Deus, que salvou Isaac, imolou o próprio Filho
E “Abraão, erguendo
os olhos, viu um Carneiro preso num espinheiro pelos chifres; foi buscá-lo e ofereceu-o
em holocausto no lugar do seu filho” (Gn 22, 13). Neste episódio
encontramos um
indício do futuro resgate dos primogênitos prescrito pela Lei Mosaica após a
partida do Egito (cf. Ex 13, 13; 34, 19-20), quando o sangue do cordeiro sem
defeito, nas ombreiras e na verga das portas, preservou do Anjo exterminador os
primogênitos do povo eleito (cf. Ex 12, 5-13). Aquele animal era, na realidade,
um símbolo do Cordeiro verdadeiro, o Cordeiro de Deus, pois o Senhor, que
perdoa a vida do filho de Abraão, não livra a do seu próprio Filho, nem O exime
do mais ignominioso dos suplícios, isto é, a morte de Cruz, a fim de manifestar
o seu amor por nós. Sim, o que aconteceu a Abraão não se deu no Calvário, onde Deus
— como diz o Apóstolo, na segunda leitura (Rm 8, 3 lb-34) — “não poupou seu próprio
Filho, mas O entregou por todos nós” (Rm 8, 32). No Gólgota vemos o Filho único
de Deus coroado de espinhos, flagelado, desprezado e ultrajado pelas imundícies
dos algozes, que cuspiram sobre Ele. Cristo era uma chaga da cabeça aos pés, a ponto
de seus ossos poderem ser contados (cf. Sl 21, 18). Chegada a hora da
Crucifixão, após a Via-Sacra, em que caiu três vezes sob o peso da Cruz, o
Unigênito de Deus é morto! Foi aniquilado por nossa causa, pois desejava que
fôssemos salvos: “não Me comprazo com a morte do pecador, mas antes com a sua
conversão, de modo que tenha a vida” (Ez 33, 11).
Que desIgnios
existirão por detrás disso? Por que Deus submete Abraão a esta prova e permite
que seu Filho seja imolado? Consideremos um princípio infalível: sendo Deus o
Bem em essência, não pode pecar,2 e sempre que age, tem em vista um benefício.
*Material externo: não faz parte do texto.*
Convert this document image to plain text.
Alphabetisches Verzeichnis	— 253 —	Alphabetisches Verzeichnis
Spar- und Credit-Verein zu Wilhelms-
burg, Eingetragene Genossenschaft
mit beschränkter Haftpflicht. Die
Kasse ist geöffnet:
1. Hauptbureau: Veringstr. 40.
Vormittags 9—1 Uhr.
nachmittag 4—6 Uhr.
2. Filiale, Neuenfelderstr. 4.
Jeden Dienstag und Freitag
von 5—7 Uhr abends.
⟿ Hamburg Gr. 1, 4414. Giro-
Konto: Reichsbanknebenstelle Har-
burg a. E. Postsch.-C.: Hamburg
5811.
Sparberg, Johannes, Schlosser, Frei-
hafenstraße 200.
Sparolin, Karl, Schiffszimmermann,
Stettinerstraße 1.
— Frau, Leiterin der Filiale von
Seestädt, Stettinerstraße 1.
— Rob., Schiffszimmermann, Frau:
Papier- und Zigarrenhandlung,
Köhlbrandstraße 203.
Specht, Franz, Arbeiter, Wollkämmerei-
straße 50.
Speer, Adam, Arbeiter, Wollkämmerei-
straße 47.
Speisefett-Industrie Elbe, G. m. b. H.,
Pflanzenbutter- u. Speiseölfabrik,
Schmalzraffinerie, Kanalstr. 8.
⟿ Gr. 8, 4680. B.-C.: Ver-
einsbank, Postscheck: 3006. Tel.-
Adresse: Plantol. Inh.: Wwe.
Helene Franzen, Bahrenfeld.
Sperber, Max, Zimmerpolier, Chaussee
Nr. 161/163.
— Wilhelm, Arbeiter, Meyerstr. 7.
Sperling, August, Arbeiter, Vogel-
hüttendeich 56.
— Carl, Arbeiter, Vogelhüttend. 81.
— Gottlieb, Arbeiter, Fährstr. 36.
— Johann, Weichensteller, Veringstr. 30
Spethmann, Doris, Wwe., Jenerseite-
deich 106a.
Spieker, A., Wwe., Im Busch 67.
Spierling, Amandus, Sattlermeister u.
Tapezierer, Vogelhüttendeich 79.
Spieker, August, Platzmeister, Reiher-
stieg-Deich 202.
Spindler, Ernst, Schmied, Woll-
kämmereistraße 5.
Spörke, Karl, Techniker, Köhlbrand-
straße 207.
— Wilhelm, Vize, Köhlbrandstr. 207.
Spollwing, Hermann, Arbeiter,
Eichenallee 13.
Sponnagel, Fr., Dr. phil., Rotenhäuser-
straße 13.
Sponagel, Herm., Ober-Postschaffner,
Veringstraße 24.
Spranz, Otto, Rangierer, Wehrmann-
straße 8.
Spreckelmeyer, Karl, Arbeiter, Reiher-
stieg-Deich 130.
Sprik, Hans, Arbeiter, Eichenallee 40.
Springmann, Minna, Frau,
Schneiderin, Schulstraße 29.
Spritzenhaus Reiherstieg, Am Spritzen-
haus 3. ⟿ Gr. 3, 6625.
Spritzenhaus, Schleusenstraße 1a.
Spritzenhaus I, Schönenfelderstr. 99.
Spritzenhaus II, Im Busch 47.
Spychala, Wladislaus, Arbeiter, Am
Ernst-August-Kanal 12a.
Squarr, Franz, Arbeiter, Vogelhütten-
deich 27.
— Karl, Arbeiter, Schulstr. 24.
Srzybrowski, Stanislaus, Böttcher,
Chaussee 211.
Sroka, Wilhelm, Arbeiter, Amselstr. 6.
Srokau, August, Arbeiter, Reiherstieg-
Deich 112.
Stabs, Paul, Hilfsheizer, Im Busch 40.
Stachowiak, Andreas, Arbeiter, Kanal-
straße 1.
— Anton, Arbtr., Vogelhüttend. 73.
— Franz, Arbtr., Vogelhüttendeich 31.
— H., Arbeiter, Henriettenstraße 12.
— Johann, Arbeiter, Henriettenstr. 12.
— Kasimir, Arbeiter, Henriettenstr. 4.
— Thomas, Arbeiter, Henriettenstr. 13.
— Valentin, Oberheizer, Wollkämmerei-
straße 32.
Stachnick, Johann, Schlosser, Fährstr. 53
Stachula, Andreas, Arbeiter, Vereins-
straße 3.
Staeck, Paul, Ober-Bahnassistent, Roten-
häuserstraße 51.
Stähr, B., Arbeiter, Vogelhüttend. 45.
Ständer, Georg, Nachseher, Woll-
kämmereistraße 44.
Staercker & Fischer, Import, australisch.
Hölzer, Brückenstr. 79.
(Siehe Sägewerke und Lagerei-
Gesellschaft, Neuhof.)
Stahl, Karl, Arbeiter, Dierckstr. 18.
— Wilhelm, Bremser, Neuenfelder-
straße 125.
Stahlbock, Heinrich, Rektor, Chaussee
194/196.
Se Ele submeteu à prova o patriarca e fez seu Filho passar pelos horrores da
Paixão, foi porque quis o bem. Não haveria o Pai de procurar o máximo para
Aquele de quem afirma no Evangelho: “Este é o meu Filho amado”? Mas como compreender
que a Cruz seja algo excelente? Como aceitar que o martírio de um Filho
signifique para Ele o que há de melhor? A nossa razão humana, se não for
auxiliada pela graça de Deus e pela fé, não consegue captar tal beleza.
Eis o motivo pelo
qual a Igreja medita, em plena Quaresma, na Transfiguração do Senhor: ela quer
nos colocar numa nova impostação, pois assim como o Redentor Se transfigurou para
dar força aos Apóstolos e levá-los a admitir que era Deus e continuaria a
sê-lo, mesmo morto e crucificado, nós também devemos aprender que o sofrimento
e a cruz, por mais negra que se apresente, contém no fundo um sorriso divino e
uma como que ressurreição, um fulgor e uma glória.